The results of Assembly elections in five states, which were considered as a run-up to the general elections 2014, are out. Political pundits in the media glare may have different interpretations of the results but the verdict in key states have broken the established myths of Indian politics.
The first myth is that State elections are fought only on local issues. One undisputed explanation of the poll verdict is that voters have clearly and strongly registered their anger against the Congress-led UPA government. The corollary is the absolute rejection of the Congress culture symbolising corruption, nepotism, dynastic rule, factional politics and indecisiveness.
Votes can be garnered by throwing popular programmes in the last phase of the term is another negated myth in these elections. With Central assistance, Congress governments in Delhi and Rajasthan poured in money in the name of welfare schemes, but people refused to sell their votes for this gimmick. This can be an indicator of plugging the loopholes in populist programmes which is the main source of corruption in Congress culture.
Another point on which, the so-called secular minds were harping on was ‘BJP looses where Modi campaigns’. The remarkable victory in 70 per cent seats that went for polls, where Shri Modi held 170 public meetings, will certainly make them think twice on this issue. Rajasthan victory for BJP was certain but winning three forth of the seats is a definite Modi effect. Shivraj Singh and Raman Singh both were facing anti-incumbencies of two terms. BJP improved its tally in Madhya Pradesh and retained the seats in the Naxal-ridden State of Chhattisgarh. The outcome in the areas where Modi campaigned are decisively favourable to the BJP. In the process, after Gujarat, both the states from Central India have proved that good governance and credible leadership can create pro-incumbency.
Political pundits considered BSP voters as the most loyal and silent. Contrary to this perception, in all the states, BSP was the substantial loser and both the national parties gained out of it.
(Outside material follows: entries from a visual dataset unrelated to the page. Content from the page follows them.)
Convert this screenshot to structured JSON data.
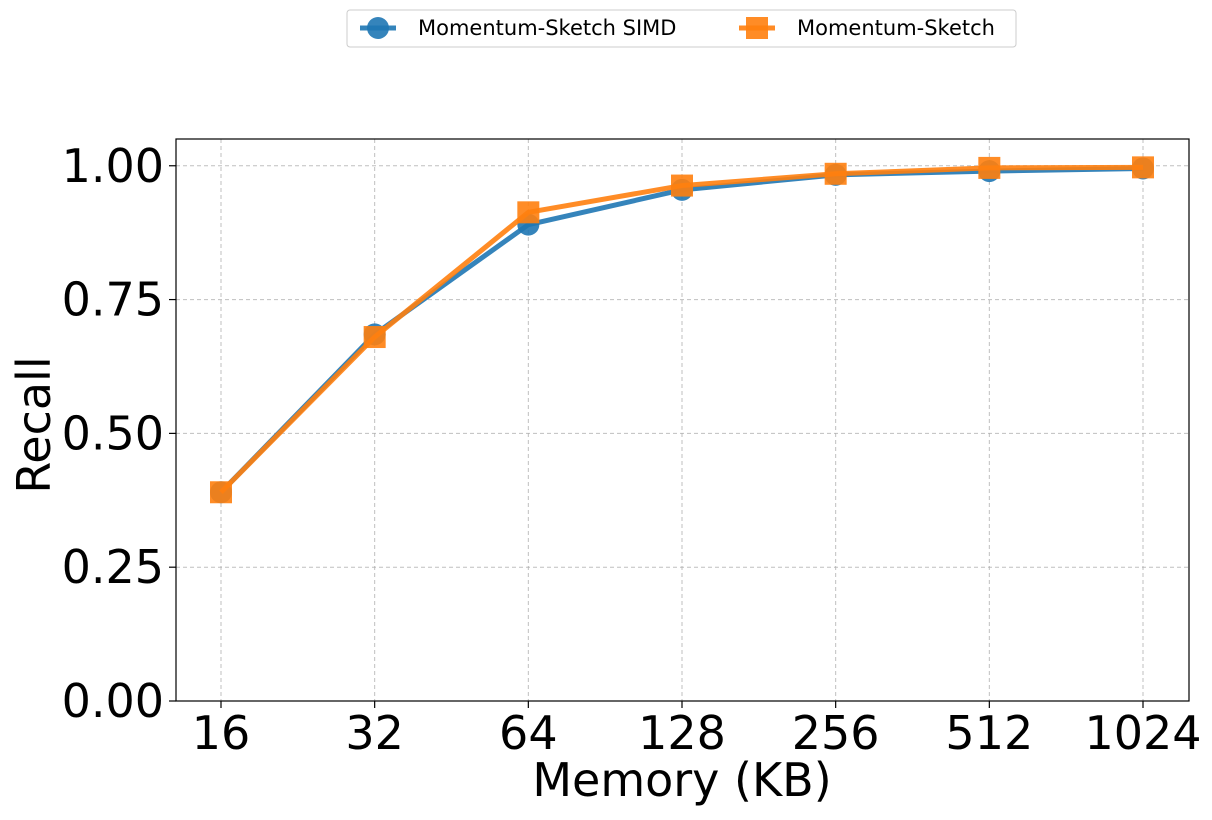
{
  "chart_data": {
    "type": "line",
    "title": "",
    "xlabel": "Memory (KB)",
    "ylabel": "Recall",
    "categories": [
      "16",
      "32",
      "64",
      "128",
      "256",
      "512",
      "1024"
    ],
    "ylim": [
      0,
      1.05
    ],
    "yticks": [
      "0.00",
      "0.25",
      "0.50",
      "0.75",
      "1.00"
    ],
    "ytick_values": [
      0,
      0.25,
      0.5,
      0.75,
      1.0
    ],
    "grid": true,
    "legend_position": "top-center",
    "series": [
      {
        "name": "Momentum-Sketch SIMD",
        "marker": "circle",
        "color": "#1f77b4",
        "values": [
          0.39,
          0.685,
          0.89,
          0.955,
          0.983,
          0.99,
          0.995
        ]
      },
      {
        "name": "Momentum-Sketch",
        "marker": "square",
        "color": "#ff7f0e",
        "values": [
          0.39,
          0.68,
          0.913,
          0.963,
          0.985,
          0.996,
          0.997
        ]
      }
    ]
  }
}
So no voter can be taken for granted, is another message of these elections.
The emergence of AAP has broken many myths of Indian politics. There was a precedence of building a new party in 9 months time by NT Rama Rao in Andhra Pradesh but party coming out of a movement and making spectacular show in 8 months time is unprecedented. Volunteerism, instead of nepotism, is back in Indian politics. Obviously, the myth of ‘political legacy to be successful in politics’ nurtured in the Congress culture is also shaken. Barring the credible candidates with inheritance, most of the dynastic heirs were defeated.
Electioneering requires lot of money and only rich people can fight elections has been the common perception in the last few decades. The corollary assumption was that traditional methods of campaigning are outdated. AAP combined conventional methods of public contact with the virtual campaign. The presence of ordinary young candidates in the political fray was also a welcome change. Elections still can be fought on issues and party lines, instead of only money and muscle power or caste and communal lines, is also reiterated.
If these broken myths stay on the India’s political scene, then illusions of the Congress that it is the natural party of governance and the only party with national presence will be broken once and for all in the coming general elections.